Serbian nationalists were caught off guard and said what one expected them to say: This was a historical betrayal perpetuated by a puppet government serving the interests of Washington and Brussels, which has now placed the country in the position of a vassal by agreeing to the creation of a secessionist state on sacred Serbian soil. Since when has it become okay, they demanded to know, for ethnic groups and regions to secede with the help of foreign armies and bombers? Who gave the right to these international hypocrites, like the Americans, who are still committing crimes the world over, or like the Germans who were slaughtering millions a few decades ago, to pass judgment on Serbia and Kosovo and arbitrate their dispute? And so forth. In the meantime, the government in Belgrade kept maintaining that it has no intention of officially recognizing Kosovo, and I don’t believe that the European Union will insist it does, since the EU knows that such a move would be political suicide for any Serbian government in the foreseeable future.
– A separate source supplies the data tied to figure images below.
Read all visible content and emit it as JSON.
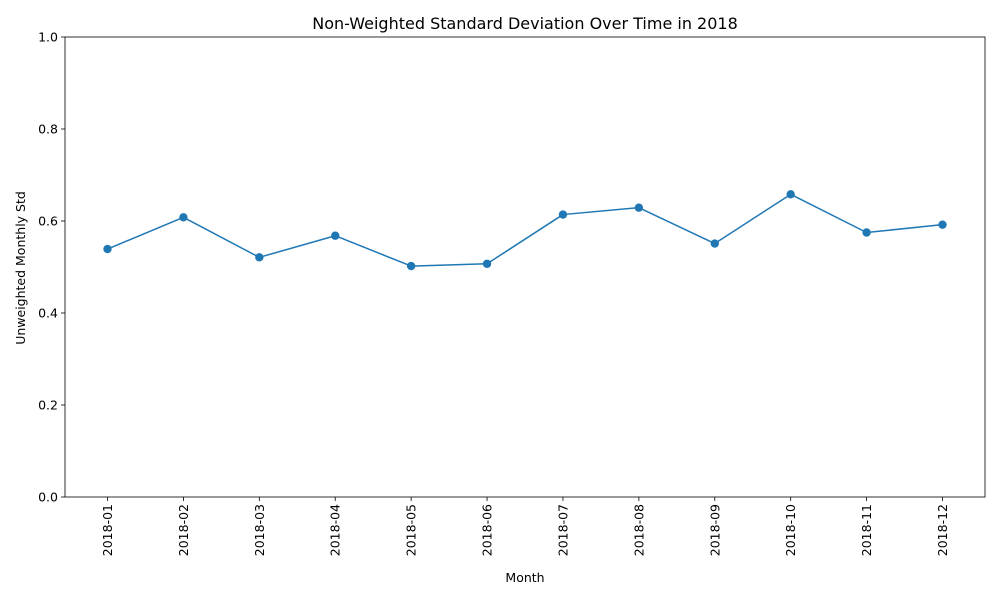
{
  "chart_data": {
    "type": "line",
    "title": "Non-Weighted Standard Deviation Over Time in 2018",
    "xlabel": "Month",
    "ylabel": "Unweighted Monthly Std",
    "categories": [
      "2018-01",
      "2018-02",
      "2018-03",
      "2018-04",
      "2018-05",
      "2018-06",
      "2018-07",
      "2018-08",
      "2018-09",
      "2018-10",
      "2018-11",
      "2018-12"
    ],
    "series": [
      {
        "values": [
          0.539,
          0.608,
          0.521,
          0.568,
          0.502,
          0.507,
          0.614,
          0.629,
          0.551,
          0.658,
          0.575,
          0.592
        ],
        "color": "#1f77b4",
        "marker": "circle"
      }
    ],
    "ylim": [
      0,
      1.0
    ],
    "yticks": [
      "0.0",
      "0.2",
      "0.4",
      "0.6",
      "0.8",
      "1.0"
    ],
    "ytick_values": [
      0,
      0.2,
      0.4,
      0.6,
      0.8,
      1.0
    ],
    "grid": false,
    "legend": "none",
    "xtick_rotation": "vertical"
  }
}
Still, what made this coalition government, which has plenty of hard-line nationalists in its ranks, including its usually inflexible foreign minister, Vuk Jeremić, compromise? (In a recent interview, Jeremić said that “Kosovo is our Jerusalem.”) As many observers have long noted, one of the peculiarities of Serbian politicians is that they are rarely persuaded by appeals to reason. They take great pleasure in being inflexible and will proudly point to instances in their history when in defense of their rights they refused to yield even to overwhelming power. This is ordinarily an admirable characteristic in a people, but not when it comes to a cause that was lost decades ago.
Did reason prevail, and the recognition that the current Kosovo policy hurts long term Serbian interests? I have no idea. It must have been made very clear to the Serbs that if they continued to take every opportunity to make a nuisance of themselves, their chance of joining the European Union would be zero. Of course, that would have been perfectly fine with the nationalists who are happiest when Serbia is isolated and hated by the West, but not with others who remember the policies pursued by Milosevic, which led to pointless conflicts with neighbors and so many self-inflicted and catastrophic defeats for which Serbs have no one but themselves to blame.